In early January of 2018, the Security Industry Association (SIA) published, “Security Megatrends™: The 2018 Vision for the Security Industry.” This concise booklet summarized 10 megatrends, one of which was #4, “Evolution of Risk Management: Risk Management Transcends Department Titles”, which asserted the following:
“The risks have changed and no organization, large or small, is immune from physical security threats, terrorism, hackers, and organized crime and insider compromise. Corporate security is morphing into new disciplines and even employing counter intelligence practices to proactively address and plan for attacks which are wide-ranging and can include loss of information, credit card fraud, workplace violence, worker’s compensation fraud, embezzlement, loss of proprietary information and compliance control. Risk management and planning has broadened and the most effective plans focus on a holistic approach and collaboration between all stakeholders – extending beyond the chief security officer, security executive, C-suite and chief information security officer to include human resources, information technology, other employee stakeholders as well as suppliers and service providers.”
Although the evolution of managing risk is well illustrated in SIA’s article on Megatrend 4, it is important to dive even deeper to see how this trend consequentially affects not only the logical world of physical security but also the role of the entry in mitigating risks.
What is Security Risk and How is it Measured?
The first issue is that “risk” unfortunately as a term seems to be either misused or over used and often times an actual risk is deferred or set aside due to its improper use.

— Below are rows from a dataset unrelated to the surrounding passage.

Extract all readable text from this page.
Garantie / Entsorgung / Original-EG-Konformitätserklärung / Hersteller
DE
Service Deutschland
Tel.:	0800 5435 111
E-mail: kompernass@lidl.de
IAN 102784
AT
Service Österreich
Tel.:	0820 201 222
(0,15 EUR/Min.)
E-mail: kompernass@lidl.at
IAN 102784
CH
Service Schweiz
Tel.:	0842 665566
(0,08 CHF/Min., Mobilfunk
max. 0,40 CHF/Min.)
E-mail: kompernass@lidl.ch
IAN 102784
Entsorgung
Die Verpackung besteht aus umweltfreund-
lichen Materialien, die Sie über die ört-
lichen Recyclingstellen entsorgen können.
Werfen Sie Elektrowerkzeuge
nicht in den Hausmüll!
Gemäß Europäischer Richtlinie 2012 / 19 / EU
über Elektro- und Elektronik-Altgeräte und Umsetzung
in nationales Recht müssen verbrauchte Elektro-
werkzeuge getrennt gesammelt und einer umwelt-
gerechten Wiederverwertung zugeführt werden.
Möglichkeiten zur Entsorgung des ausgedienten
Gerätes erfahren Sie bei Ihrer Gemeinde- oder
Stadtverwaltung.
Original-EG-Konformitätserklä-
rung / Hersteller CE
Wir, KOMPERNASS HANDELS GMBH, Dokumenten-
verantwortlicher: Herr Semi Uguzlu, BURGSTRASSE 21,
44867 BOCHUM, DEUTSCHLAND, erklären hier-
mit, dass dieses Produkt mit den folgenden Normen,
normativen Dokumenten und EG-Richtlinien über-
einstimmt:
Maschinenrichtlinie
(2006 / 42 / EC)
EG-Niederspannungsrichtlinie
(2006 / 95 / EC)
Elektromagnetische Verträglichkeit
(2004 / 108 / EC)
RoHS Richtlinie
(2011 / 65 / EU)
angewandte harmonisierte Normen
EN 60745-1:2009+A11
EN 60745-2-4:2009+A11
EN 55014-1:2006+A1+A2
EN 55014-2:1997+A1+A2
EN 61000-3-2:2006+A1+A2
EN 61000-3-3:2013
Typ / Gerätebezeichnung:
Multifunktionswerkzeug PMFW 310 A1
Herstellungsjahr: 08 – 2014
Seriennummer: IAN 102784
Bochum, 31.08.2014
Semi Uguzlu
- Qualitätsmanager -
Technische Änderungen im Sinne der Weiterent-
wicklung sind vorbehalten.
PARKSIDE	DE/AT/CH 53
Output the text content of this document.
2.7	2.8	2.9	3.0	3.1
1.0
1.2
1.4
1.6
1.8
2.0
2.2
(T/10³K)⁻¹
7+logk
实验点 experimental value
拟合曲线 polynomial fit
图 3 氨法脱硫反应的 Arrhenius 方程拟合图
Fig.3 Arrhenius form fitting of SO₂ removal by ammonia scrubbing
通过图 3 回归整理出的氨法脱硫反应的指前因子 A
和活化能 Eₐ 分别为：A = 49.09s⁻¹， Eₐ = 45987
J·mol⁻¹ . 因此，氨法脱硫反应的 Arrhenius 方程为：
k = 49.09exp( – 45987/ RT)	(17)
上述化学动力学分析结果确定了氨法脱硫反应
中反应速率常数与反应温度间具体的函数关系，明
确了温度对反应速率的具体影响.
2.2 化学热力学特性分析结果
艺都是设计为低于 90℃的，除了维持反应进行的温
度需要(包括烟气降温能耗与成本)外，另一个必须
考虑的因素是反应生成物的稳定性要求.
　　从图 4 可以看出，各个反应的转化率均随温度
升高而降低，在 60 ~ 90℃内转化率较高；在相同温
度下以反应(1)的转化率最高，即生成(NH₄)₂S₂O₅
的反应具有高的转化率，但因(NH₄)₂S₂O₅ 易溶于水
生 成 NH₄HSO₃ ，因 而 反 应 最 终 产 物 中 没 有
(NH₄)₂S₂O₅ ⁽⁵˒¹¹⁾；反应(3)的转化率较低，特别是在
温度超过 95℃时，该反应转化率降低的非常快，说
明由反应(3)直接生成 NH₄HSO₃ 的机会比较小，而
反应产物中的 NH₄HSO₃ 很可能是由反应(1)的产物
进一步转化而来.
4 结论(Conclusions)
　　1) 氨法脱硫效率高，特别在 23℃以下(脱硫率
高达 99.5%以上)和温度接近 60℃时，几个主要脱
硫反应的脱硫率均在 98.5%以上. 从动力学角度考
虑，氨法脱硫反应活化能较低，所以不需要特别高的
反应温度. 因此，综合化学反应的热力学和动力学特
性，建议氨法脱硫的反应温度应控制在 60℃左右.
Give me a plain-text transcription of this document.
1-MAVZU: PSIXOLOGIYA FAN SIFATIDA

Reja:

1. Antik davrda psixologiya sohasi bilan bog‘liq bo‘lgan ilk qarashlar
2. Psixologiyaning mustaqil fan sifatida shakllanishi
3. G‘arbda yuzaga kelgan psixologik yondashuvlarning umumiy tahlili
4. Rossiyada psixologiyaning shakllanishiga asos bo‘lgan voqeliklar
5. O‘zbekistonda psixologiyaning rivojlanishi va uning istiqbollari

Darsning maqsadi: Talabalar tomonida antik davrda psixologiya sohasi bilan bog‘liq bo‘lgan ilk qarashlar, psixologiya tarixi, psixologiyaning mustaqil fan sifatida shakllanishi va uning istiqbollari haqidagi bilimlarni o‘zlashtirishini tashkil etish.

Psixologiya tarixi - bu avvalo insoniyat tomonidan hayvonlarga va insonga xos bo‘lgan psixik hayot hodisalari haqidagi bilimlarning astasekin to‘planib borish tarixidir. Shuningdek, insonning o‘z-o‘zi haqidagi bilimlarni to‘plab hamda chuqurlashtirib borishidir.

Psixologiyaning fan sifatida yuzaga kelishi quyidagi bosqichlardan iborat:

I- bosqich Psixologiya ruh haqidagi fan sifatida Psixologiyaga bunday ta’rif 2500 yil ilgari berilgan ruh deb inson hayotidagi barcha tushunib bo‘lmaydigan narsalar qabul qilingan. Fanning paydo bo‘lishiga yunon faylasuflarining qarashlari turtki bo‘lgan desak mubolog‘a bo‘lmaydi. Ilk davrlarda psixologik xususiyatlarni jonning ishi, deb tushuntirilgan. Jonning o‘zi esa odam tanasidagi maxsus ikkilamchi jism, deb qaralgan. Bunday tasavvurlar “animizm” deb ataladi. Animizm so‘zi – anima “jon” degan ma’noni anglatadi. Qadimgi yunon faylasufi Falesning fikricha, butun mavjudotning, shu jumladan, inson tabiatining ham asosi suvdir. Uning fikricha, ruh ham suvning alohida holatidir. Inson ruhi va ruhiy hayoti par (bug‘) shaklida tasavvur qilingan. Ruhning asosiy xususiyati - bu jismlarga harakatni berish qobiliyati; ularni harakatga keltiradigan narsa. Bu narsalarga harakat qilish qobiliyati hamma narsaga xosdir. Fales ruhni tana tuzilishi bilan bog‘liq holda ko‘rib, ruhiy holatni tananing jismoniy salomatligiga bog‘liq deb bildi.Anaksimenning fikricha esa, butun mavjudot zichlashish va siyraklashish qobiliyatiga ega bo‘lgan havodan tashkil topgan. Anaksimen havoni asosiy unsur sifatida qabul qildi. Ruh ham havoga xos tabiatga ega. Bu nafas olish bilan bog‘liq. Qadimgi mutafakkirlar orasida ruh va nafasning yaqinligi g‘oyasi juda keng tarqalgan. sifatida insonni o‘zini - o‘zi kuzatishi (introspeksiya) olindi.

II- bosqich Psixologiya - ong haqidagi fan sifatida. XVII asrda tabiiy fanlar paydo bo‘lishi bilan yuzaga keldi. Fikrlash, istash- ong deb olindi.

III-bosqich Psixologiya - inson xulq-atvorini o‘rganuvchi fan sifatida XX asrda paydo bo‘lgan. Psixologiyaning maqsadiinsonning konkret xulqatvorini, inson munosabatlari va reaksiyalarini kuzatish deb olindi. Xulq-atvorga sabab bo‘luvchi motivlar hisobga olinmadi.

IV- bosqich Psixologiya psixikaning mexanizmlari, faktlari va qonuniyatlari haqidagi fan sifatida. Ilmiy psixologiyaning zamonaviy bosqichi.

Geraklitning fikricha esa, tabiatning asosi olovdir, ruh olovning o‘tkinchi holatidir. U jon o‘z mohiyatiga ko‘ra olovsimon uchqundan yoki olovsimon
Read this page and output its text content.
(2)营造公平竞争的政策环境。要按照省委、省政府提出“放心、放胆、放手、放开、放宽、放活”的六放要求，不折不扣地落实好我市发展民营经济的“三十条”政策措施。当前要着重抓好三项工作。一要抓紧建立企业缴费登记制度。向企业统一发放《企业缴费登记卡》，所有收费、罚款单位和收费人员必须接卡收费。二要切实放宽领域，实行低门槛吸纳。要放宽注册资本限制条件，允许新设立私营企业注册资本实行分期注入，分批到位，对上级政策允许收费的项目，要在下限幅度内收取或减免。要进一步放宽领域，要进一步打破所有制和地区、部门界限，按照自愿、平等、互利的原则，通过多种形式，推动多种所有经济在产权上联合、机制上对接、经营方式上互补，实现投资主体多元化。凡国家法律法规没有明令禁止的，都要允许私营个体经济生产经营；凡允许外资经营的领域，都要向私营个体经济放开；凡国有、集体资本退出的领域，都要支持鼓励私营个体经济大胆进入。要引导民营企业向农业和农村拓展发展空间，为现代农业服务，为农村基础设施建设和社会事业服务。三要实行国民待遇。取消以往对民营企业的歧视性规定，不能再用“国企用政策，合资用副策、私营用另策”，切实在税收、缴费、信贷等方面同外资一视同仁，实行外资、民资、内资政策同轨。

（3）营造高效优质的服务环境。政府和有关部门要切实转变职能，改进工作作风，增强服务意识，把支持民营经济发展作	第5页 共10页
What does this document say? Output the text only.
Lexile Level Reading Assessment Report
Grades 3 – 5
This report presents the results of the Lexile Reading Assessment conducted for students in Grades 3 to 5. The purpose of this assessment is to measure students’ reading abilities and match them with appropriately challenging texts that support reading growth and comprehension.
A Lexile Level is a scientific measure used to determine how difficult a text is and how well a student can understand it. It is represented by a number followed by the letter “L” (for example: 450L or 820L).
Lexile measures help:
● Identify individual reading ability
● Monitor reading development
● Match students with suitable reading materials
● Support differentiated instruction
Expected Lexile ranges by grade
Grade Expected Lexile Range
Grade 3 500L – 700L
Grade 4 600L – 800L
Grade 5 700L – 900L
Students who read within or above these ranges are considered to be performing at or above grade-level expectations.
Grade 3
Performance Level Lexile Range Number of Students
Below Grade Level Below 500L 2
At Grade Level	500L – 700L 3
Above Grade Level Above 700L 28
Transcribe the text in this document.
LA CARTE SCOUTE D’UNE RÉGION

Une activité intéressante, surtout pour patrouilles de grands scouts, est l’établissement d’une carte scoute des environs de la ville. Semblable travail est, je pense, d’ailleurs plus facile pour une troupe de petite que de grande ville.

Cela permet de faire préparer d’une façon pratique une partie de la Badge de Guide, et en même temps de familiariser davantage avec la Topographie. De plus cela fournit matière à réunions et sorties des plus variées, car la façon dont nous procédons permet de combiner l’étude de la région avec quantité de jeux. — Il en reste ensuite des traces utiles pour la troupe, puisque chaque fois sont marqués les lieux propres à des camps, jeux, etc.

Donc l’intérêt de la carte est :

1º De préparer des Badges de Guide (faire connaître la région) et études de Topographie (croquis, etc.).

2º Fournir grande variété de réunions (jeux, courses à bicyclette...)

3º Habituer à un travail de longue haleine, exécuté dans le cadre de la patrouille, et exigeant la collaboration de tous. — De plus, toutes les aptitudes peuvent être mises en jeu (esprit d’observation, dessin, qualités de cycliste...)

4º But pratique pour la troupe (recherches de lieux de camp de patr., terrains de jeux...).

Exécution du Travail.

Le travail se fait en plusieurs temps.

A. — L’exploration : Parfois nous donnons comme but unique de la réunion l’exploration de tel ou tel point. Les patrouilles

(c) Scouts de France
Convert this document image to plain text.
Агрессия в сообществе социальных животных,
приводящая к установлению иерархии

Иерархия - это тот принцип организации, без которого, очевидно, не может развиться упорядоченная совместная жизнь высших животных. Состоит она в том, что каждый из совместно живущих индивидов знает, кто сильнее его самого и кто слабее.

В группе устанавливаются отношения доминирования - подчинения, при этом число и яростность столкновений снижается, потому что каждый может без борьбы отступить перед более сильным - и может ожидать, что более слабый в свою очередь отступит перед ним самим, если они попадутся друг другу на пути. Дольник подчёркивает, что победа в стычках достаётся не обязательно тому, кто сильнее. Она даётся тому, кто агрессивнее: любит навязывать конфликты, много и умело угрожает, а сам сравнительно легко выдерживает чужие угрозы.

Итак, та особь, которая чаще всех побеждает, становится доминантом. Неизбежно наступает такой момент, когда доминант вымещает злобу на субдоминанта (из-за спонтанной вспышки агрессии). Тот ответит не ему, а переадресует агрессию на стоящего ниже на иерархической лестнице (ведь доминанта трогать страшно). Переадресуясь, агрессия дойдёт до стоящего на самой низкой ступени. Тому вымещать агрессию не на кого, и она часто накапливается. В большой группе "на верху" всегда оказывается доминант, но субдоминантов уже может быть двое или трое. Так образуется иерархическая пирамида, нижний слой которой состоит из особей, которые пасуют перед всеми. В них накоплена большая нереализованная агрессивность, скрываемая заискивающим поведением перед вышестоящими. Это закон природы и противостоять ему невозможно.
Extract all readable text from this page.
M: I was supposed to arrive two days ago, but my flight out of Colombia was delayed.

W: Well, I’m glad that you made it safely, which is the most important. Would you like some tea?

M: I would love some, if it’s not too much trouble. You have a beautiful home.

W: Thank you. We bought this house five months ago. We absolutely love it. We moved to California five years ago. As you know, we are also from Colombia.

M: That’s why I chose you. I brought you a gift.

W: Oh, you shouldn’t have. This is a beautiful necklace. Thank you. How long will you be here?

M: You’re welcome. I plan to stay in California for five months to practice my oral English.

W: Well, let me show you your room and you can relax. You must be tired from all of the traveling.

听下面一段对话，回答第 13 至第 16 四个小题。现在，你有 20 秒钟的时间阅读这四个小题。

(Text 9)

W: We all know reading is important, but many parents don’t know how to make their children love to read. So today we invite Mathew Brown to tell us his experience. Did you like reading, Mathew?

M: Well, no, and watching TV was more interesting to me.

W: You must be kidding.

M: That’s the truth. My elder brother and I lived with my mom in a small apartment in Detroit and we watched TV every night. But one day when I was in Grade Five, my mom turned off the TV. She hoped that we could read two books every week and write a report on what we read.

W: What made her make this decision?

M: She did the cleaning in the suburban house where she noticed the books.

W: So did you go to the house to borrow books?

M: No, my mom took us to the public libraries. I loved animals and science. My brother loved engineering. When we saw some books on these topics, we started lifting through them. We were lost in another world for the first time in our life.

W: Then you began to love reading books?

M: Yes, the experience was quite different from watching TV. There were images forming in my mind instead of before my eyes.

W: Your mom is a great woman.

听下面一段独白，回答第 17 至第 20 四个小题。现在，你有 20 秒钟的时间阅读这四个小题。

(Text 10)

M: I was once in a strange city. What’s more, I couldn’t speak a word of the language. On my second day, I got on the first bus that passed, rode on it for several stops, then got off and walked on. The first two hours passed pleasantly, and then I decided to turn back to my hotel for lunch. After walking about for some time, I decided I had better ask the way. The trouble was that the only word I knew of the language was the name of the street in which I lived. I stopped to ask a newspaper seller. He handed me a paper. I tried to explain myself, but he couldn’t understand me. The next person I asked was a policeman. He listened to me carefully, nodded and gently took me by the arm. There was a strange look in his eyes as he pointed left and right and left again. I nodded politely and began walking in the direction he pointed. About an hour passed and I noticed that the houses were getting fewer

Most of those in a C-suite position typically review a risk as a consequence of events rather than a precursor to liability. This is often times the greatest problem and thus the Achilles heel of defining how best to deal with security risk. The answer sometimes is as easy as preventing those risks from entering your building. Policies alone cannot prevent a malicious bad actor from getting in. After years of building the walls internally with cameras, access control, cyber security, and analytics, it’s time to reevaluate security risk.
How Do you Become Defensible to Liability?
Risk turns into liability when a manager or executive knows and accepts that a door with an access control device can be breached by simply holding it open for someone else. If that is a known risk, then how do you become defensible to liability? The answer is a secured intelligent entry system that prevents tailgating and piggybacking. Unfortunately, the security industry must go back to their roots and realize that defining, tracking, disclosing, evaluating and pursuing threats once they occur is merely mitigating risks but not resolving liability.
The C-suite more than ever wants to know what the term “security risk” means but it cannot do so unless the security industry defines it for them. Therefore, as compliance does not provide absolute security, then security stakeholders must build deterrents that are effective in mitigating risks so they do not lead to liability, which is absolute. As the evolution of risk management includes an acceptance of multiple risks and involving more stakeholders, part of this new, holistic approach MUST involve the recognition and management of liability and the entry’s important role in eliminating it.